Around 7, we pulled up to the car park and stepping off the bus, I caught my first glimpse of the mountains. Yikes.
Here is the layout of the hike:
And so at 1000 meters, we began…
The first leg from the car park to Soda Springs took an hour. It was supposed to be easy, and if you struggled with it, they advised you to turn back. I was fine for a while but as soon as the incline started, I had a harder time. I was already annoyed with my heavy backpack so at Soda Springs I ate an apple and drank some water simply to reduce some weight! But I needed the hydration anyway. I met up with Franzi again here.
From here we started up the side of Mount Ngauruhoe aka Mount Doom from Lord of the Rings. This stretch was called Devil’s Staircase, and it truly was hell. I had to stop and rest every 5 minutes, and I eventually sent Franzi on ahead as I was holding her back. Finally I stopped for a bit longer and had a banana because my legs were burning and I didn’t want cramps! I seriously contemplated turning around. How was I going to go for a whole day? Little did I know, I was just a few steps from the top. I repeated Phillipians 4:13 to myself and reached the South Crater at 9:15. What a relief. 2 hours/6.4 kilometers down!
Then I realized the trail went up that slope on the left. Oh boy. This section also took about an hour, but luckily it didn’t feel as long. The path was narrower and the rocks looser, so I was forced to focus my energy into not falling off the mountain which made me forget how much my legs burned!
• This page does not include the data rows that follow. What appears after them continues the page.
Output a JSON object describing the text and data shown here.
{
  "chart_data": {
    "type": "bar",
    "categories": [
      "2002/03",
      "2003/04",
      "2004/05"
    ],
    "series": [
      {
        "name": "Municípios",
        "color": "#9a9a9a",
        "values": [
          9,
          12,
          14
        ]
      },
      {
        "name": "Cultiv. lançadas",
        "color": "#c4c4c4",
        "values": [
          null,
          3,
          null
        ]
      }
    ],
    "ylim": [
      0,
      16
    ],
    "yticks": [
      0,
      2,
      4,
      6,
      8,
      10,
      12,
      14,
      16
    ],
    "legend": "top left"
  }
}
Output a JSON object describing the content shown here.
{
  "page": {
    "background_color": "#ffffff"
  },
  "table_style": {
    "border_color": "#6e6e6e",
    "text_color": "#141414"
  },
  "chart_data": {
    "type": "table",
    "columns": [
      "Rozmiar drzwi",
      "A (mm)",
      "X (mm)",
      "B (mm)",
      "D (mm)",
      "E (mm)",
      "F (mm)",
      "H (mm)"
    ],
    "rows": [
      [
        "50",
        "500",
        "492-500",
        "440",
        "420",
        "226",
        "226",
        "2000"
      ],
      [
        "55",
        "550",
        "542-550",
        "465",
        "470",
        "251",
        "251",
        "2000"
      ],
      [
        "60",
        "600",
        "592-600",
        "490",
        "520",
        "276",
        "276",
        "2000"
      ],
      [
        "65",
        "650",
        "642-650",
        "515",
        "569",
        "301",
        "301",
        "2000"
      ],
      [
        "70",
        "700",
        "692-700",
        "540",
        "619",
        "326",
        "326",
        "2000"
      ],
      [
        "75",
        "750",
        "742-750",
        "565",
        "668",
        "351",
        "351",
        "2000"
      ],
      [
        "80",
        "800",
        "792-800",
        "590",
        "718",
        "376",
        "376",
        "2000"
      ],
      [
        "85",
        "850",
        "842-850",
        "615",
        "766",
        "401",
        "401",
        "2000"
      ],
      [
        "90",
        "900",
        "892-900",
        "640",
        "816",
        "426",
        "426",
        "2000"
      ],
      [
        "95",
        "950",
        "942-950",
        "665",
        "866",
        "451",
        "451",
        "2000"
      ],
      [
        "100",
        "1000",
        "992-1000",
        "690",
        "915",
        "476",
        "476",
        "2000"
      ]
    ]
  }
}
Around 10:30, I reached the peak overlooking the Red Crater and the Emerald Lakes – the highest point of the day. I was in awe. The view was breathtaking in every direction, and I couldn’t believe how far I had come. “Okay, this was definitely worth it,” I thought to myself. Pictures don’t do it justice.
I was so happy to have reached a descent, but it was actually pretty difficult. It was all loose volcanic, sandy, rock and I slid the whole way down. Plus, the geothermal lakes STUNK.
It was now 11 a.m. and I had gone about 11 kilometers. I stopped here to refuel amd reflect on my accomplishment thus far.
Hard to believe I was all the way up on that right peak. I was really proud of myself at this point, and my body was feeling strong. I had prepared my snacks well. I could’ve finished right then, but I still had 8 kilometers to go.
After the Blue Lake I entered the Active Volcano Hazard Zone. The huge cloud of steam eas pretty spooky. Between that and having just eaten, I had a surge of energy and actually danced dowm the path!
An hour later, I reached the Ketetahi Shelter, the 13 kilometer mark. I emptied my shoes of all the rocks I had been collecting, had a snack, and calculated my finishing time. I had plenty of time and could relax on the way down. I was suddenly very aware of the blisters forming on my feet and pounding down the zig zagging path wasn’t comfortable at all. Because of the zig zag, the view got old fast, as I was basically looking at the same thing for an hour. I entered the forested area at the 16 kilometer mark, and the last few were the longest of all.
Every time I rounded a corner, I would think, “Okay this HAS to be the end!” But it was just a spot where the sun broke through the trees.
I finally finished at 1:50 p.m. and it was really anticlimactic with no one to high five! They didn’t even have a sign to say congratulations! I looked around for my bus but there was no driver to be found. All day I had been so worried that I would be the slow poke that misses the last bus at 5, and here I had beaten the first one, which left at 3. So I sat and talked to another guy who had just finished the Crossing as well. We both thought the other was crazy – he thought I was crazy for doing it alone, I thought he was crazy for finishing in… wait for it… 4 hours! He ran most of the way! Yikes.
Getting back to reality…
At 3 the bus came and I was on my way back to Taupo. I got back just in time to change and walk some more! It was another 4 kilometers return to church and back, but I figured if Jesus can die on the cross for me, I can walk to church with a blister. Plus, I had to thank Him for all the strength He provided me during the day; I had to repeat Phillipians 4:13 to myself quite often along the way. After dinner, I met up with Franzi again back at the hostel and we figured out we were both on the same bus the next day. She was only on the first leg, but it was nice to have some company for a bit.
I finally made it back to Russell on Sunday night at 9:45 p.m. and had another 3 kilometers to walk to get home. I got in at 10:30 and went straight to bed. I really wasn’t that sore until I woke up on Monday, which was pretty miserable, but by Tuesday I was back up to par and feeling fine.
I have no idea what came over me to want to hike 19.4 kilometers, but I’m so glad I had the courage to try. It was quite a weekend, one for the record books for sure! Tongariro will always hold a special place in my heart.